Commissioners OK’d an APCD plan to modernize the issuance of emissions reduction credits, a currently rarely-used process in which emitters can take voluntary actions like shutting down a producing well and get credits to help them meet their emissions limits. And they agreed to not foreclose the potential of offering those credits for mobile-source emissions cuts for actions like vehicle electrification in the future if those sources are ever subject to review permitting — an action that frustrated some environmentalists.

However, the commission did not go as far as groups like COGA and the American Petroleum Institute Colorado had asked them to in directing that actions like well shutdowns be awarded such credits automatically. Martland argued successfully that the credits must be considered on a case-by-case basis and can’t be given automatically if a company were to shut down one well while increasing emissions from other equipment.

Commissioners avoided having much discussion on the Blueprint submitted by the RAQC that recommends consideration of a host of future regulations or best practices on a wide range of sectors in order to achieve greater emissions reductions. The document garnered attention particularly for its suggestions to consider regulations on indirect sources of emissions that attract significant vehicle traffic, from airports to warehouses to sporting arenas, by trying to limit the traffic of gas-powered vehicles to them.

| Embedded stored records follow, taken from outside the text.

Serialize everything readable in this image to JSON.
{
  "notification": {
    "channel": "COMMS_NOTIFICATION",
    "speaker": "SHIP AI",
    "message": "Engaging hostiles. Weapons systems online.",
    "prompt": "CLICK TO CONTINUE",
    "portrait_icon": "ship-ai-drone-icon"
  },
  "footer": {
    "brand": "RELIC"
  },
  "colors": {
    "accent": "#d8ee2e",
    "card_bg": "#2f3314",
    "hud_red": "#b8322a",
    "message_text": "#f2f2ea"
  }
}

More suggestions for reducing ozone to come

A Colorado Department of Public Health and Environment chart shows how much of the state’s ozone problem comes from sources outside of state regulations.

While the LGC emphasized that it endorsed all the suggestions in the Blueprint, Silverstein said his group was submitting the proposal not for inclusion in the SIP but to spur ideas about further ways that the AQCC could look to get to compliance. He asked only that the RAQC be allowed to come back and brief the commission on potential benefits to the strategies as it undertook further study on their efficacy.

“Our job is to send you plans to reach attainment with federal standards,” said Dan Kramer, the Estes Park town attorney who chairs the RAQC board. “Some of what we propose may be expensive to implement, but there is nothing we don’t expect to pay off, especially in the health of our communities.”

While business leaders generally expressed satisfaction with the updated SIP — attorneys for COGA and API noted particularly how they support the approved plan to reduce NOx and VOC emissions further by 2030 — AQCC members expressed mixed feelings.

Will updates help public health?

Milford, for example, voiced disappointment that the state must take a compliance downgrade and defer federal judgment on its emissions-cutting efforts until 2032. But she, like APCD officials, said that the state can’t take its foot off the gas and must look for emissions reductions that will have more substantial impacts on air quality.

“In the end, what we’re doing is we spend a lot of time with these procedures, and really, we very seldom use the word ‘public health,’” commissioner Jon Slutsky said. “I wish we could do it a little sooner.”

But Chris Colclasure, a COGA attorney, emphasized any high-cost regulations imposed by the AQCC that couldn’t account for substantial-enough reductions to reach compliance would only impose burdens on Colorado businesses without producing progress. And he pointed to the substantial NOx and VOC cuts the state already has made and said that feasible steps will continue to reduce that pollution, even if cutting ozone is harder — a sentiment that seemed to land with at least one commissioner.

“We’ve made some great progress as a region in terms of precursors. The fact that ozone response is not there is very frustrating,” Thomas said.